Tale brocardo, ha sempre espresso l’esclusione dal paradigma sanzionatorio penale delle persone giuridiche[1].
Ed invero, alla persona giuridica poteva al più applicarsi una sanzione di natura amministrativa, reputando il pensiero classico esclusiva destinataria della sanzione punitiva la persona fisica.
 Sarebbe un finto processo se il pubblico ministero perseguisse fantasmi intellettuali, diavoli ovvero santi, cose inanimate, bestie, persone giuridiche, enti collettivi, cadaveri. Bisogna che l'imputazione evochi una persona fisica (qualunque animale umano vivo sopra o sotto i 14 anni inclusi gli abnormi) esista o no in carne ed ossa.

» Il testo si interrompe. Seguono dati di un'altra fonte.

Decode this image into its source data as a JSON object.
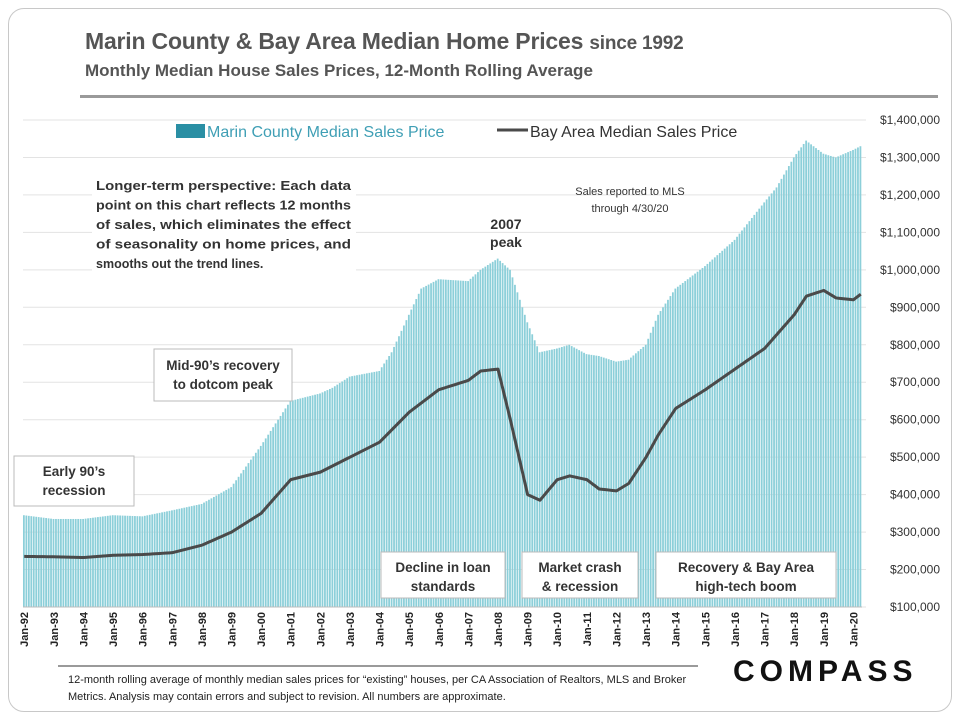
{
  "title_main": "Marin County  & Bay Area Median Home Prices",
  "title_suffix": "since 1992",
  "subtitle": "Monthly Median House Sales Prices, 12-Month Rolling Average",
  "footnote": "12-month rolling average of monthly median sales prices for “existing” houses, per CA Association of Realtors, MLS and Broker Metrics.  Analysis may contain errors and subject to revision. All numbers are approximate.",
  "brand": "COMPASS",
  "annotations": {
    "perspective": [
      "Longer-term perspective:  Each data",
      "point on this chart reflects 12 months",
      "of sales, which eliminates the effect",
      "of seasonality on home prices, and",
      "smooths out the trend lines."
    ],
    "sales_reported": [
      "Sales reported to MLS",
      "through 4/30/20"
    ],
    "peak_2007": [
      "2007",
      "peak"
    ],
    "mid90s": [
      "Mid-90’s recovery",
      "to dotcom peak"
    ],
    "early90s": [
      "Early 90’s",
      "recession"
    ],
    "decline_loan": [
      "Decline in loan",
      "standards"
    ],
    "market_crash": [
      "Market crash",
      "& recession"
    ],
    "recovery": [
      "Recovery & Bay Area",
      "high-tech boom"
    ]
  },
  "colors": {
    "bar": "#8ccfd9",
    "legend_bar": "#2a8fa4",
    "line": "#4a4a4a",
    "legend_text_marin": "#3f9fb5",
    "text": "#555555"
  },
  "chart_data": {
    "type": "bar",
    "x_start": "Jan-92",
    "x_end": "Apr-20",
    "x_tick_labels": [
      "Jan-92",
      "Jan-93",
      "Jan-94",
      "Jan-95",
      "Jan-96",
      "Jan-97",
      "Jan-98",
      "Jan-99",
      "Jan-00",
      "Jan-01",
      "Jan-02",
      "Jan-03",
      "Jan-04",
      "Jan-05",
      "Jan-06",
      "Jan-07",
      "Jan-08",
      "Jan-09",
      "Jan-10",
      "Jan-11",
      "Jan-12",
      "Jan-13",
      "Jan-14",
      "Jan-15",
      "Jan-16",
      "Jan-17",
      "Jan-18",
      "Jan-19",
      "Jan-20"
    ],
    "y_axis_side": "right",
    "ylim": [
      100000,
      1400000
    ],
    "y_tick_labels": [
      "$100,000",
      "$200,000",
      "$300,000",
      "$400,000",
      "$500,000",
      "$600,000",
      "$700,000",
      "$800,000",
      "$900,000",
      "$1,000,000",
      "$1,100,000",
      "$1,200,000",
      "$1,300,000",
      "$1,400,000"
    ],
    "grid": "horizontal",
    "legend_position": "top",
    "series": [
      {
        "name": "Marin County Median Sales Price",
        "render": "bar",
        "monthly": true,
        "anchors": [
          [
            "1992-01",
            345000
          ],
          [
            "1993-01",
            335000
          ],
          [
            "1994-01",
            335000
          ],
          [
            "1995-01",
            345000
          ],
          [
            "1996-01",
            342000
          ],
          [
            "1997-01",
            358000
          ],
          [
            "1998-01",
            375000
          ],
          [
            "1999-01",
            420000
          ],
          [
            "2000-01",
            530000
          ],
          [
            "2001-01",
            650000
          ],
          [
            "2002-01",
            670000
          ],
          [
            "2002-06",
            685000
          ],
          [
            "2003-01",
            715000
          ],
          [
            "2004-01",
            730000
          ],
          [
            "2004-06",
            780000
          ],
          [
            "2005-01",
            880000
          ],
          [
            "2005-06",
            950000
          ],
          [
            "2006-01",
            975000
          ],
          [
            "2007-01",
            970000
          ],
          [
            "2007-06",
            1000000
          ],
          [
            "2008-01",
            1030000
          ],
          [
            "2008-06",
            1000000
          ],
          [
            "2009-01",
            860000
          ],
          [
            "2009-06",
            780000
          ],
          [
            "2010-01",
            790000
          ],
          [
            "2010-06",
            800000
          ],
          [
            "2011-01",
            775000
          ],
          [
            "2011-06",
            770000
          ],
          [
            "2012-01",
            755000
          ],
          [
            "2012-06",
            760000
          ],
          [
            "2013-01",
            800000
          ],
          [
            "2013-06",
            880000
          ],
          [
            "2014-01",
            950000
          ],
          [
            "2015-01",
            1010000
          ],
          [
            "2016-01",
            1080000
          ],
          [
            "2017-01",
            1180000
          ],
          [
            "2017-06",
            1220000
          ],
          [
            "2018-01",
            1300000
          ],
          [
            "2018-06",
            1345000
          ],
          [
            "2019-01",
            1310000
          ],
          [
            "2019-06",
            1300000
          ],
          [
            "2020-01",
            1320000
          ],
          [
            "2020-04",
            1330000
          ]
        ]
      },
      {
        "name": "Bay Area Median Sales Price",
        "render": "line",
        "monthly": true,
        "anchors": [
          [
            "1992-01",
            235000
          ],
          [
            "1993-01",
            234000
          ],
          [
            "1994-01",
            232000
          ],
          [
            "1995-01",
            238000
          ],
          [
            "1996-01",
            240000
          ],
          [
            "1997-01",
            245000
          ],
          [
            "1998-01",
            265000
          ],
          [
            "1999-01",
            300000
          ],
          [
            "2000-01",
            350000
          ],
          [
            "2001-01",
            440000
          ],
          [
            "2002-01",
            460000
          ],
          [
            "2003-01",
            500000
          ],
          [
            "2004-01",
            540000
          ],
          [
            "2005-01",
            620000
          ],
          [
            "2006-01",
            680000
          ],
          [
            "2007-01",
            705000
          ],
          [
            "2007-06",
            730000
          ],
          [
            "2008-01",
            735000
          ],
          [
            "2008-06",
            600000
          ],
          [
            "2009-01",
            400000
          ],
          [
            "2009-06",
            385000
          ],
          [
            "2010-01",
            440000
          ],
          [
            "2010-06",
            450000
          ],
          [
            "2011-01",
            440000
          ],
          [
            "2011-06",
            415000
          ],
          [
            "2012-01",
            410000
          ],
          [
            "2012-06",
            430000
          ],
          [
            "2013-01",
            500000
          ],
          [
            "2013-06",
            560000
          ],
          [
            "2014-01",
            630000
          ],
          [
            "2015-01",
            680000
          ],
          [
            "2016-01",
            735000
          ],
          [
            "2017-01",
            790000
          ],
          [
            "2018-01",
            880000
          ],
          [
            "2018-06",
            930000
          ],
          [
            "2019-01",
            945000
          ],
          [
            "2019-06",
            925000
          ],
          [
            "2020-01",
            920000
          ],
          [
            "2020-04",
            935000
          ]
        ]
      }
    ]
  }
}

Stiamo parlando dei presupposti mancando i quali il processo sarebbe pura apparenza."[2].
        Il dibattito sulla capacità penale delle persone giuridiche era tuttavia presente in Italia già dagli anni ’20 del XX secolo[3].
        Negli anni ’60 e ’70 iniziano ad illustrarsi le ragioni che giustificano l’introduzione di una responsabilità penale degli Enti[4].

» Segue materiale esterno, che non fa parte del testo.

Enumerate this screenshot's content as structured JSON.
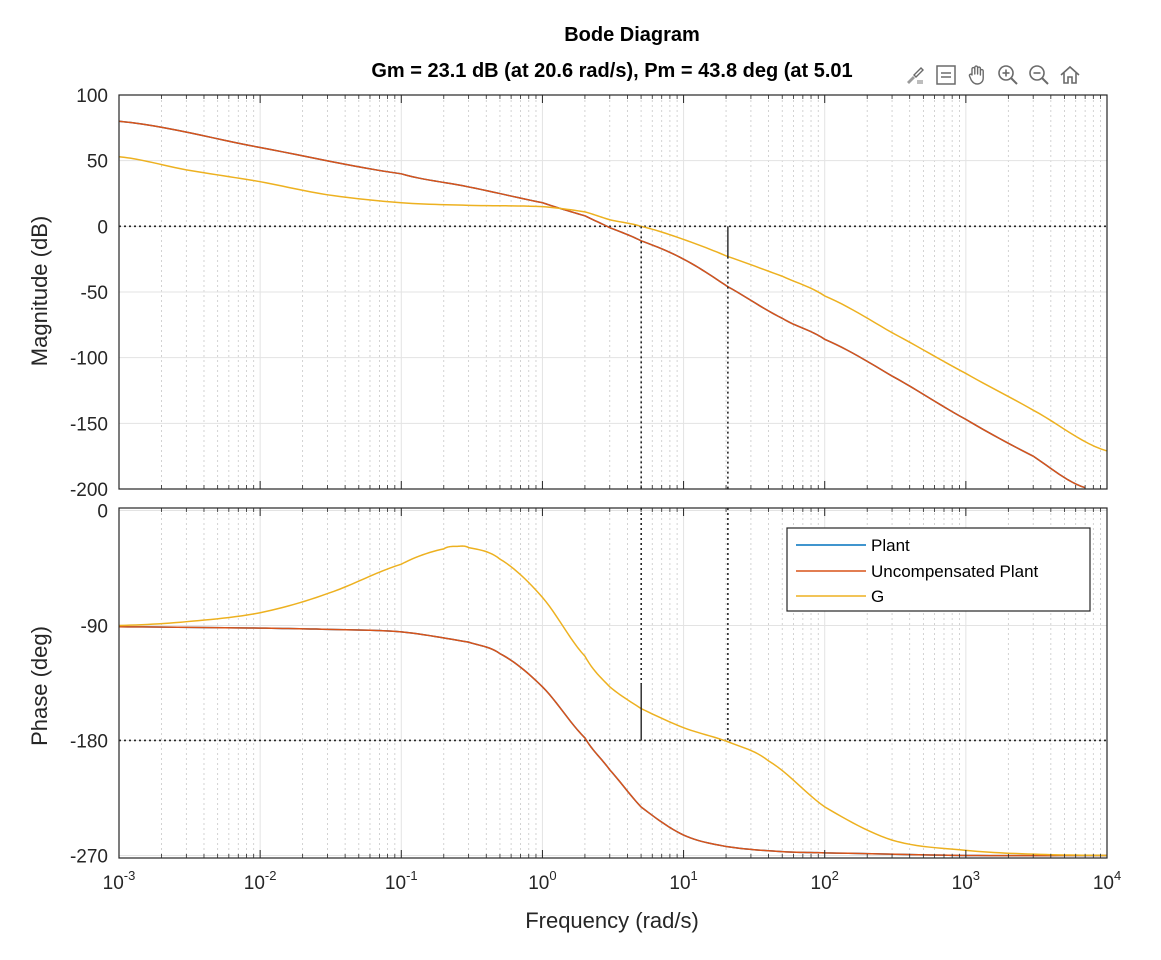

E’ stato opportunamente osservato che quando un reato è commesso all’interno di un’organizzazione al fine di perseguire scopi magari di per sé legittimi, si modifica, rectius si abbassa, la capacità di resistenza agli impulsi criminosi rispetto alla stessa vicenda criminale che riguarda il singolo in una dimensione individuale, avulsa dal contesto del gruppo[5]. L’appartenenza al gruppo depotenzia le inibizioni e fomenta l’aggressività, in conseguenza della distribuzione dei ruoli, manca la percezione unitaria dell’eventuale disvalore, anche penale, del risultato ultimo della cooperazione[6].
Il principio costituzionale della responsabilità penale personale, di cui all’art. 27 Cost. risiede nell’esigenza del fatto proprio colpevole per l’attribuzione di una sanzione penale ed il criterio dell’immedesimazione organica nella sua più ampia accezione consente di considerare il fatto sia del dirigente che del dipendente come proprio della persona giuridica.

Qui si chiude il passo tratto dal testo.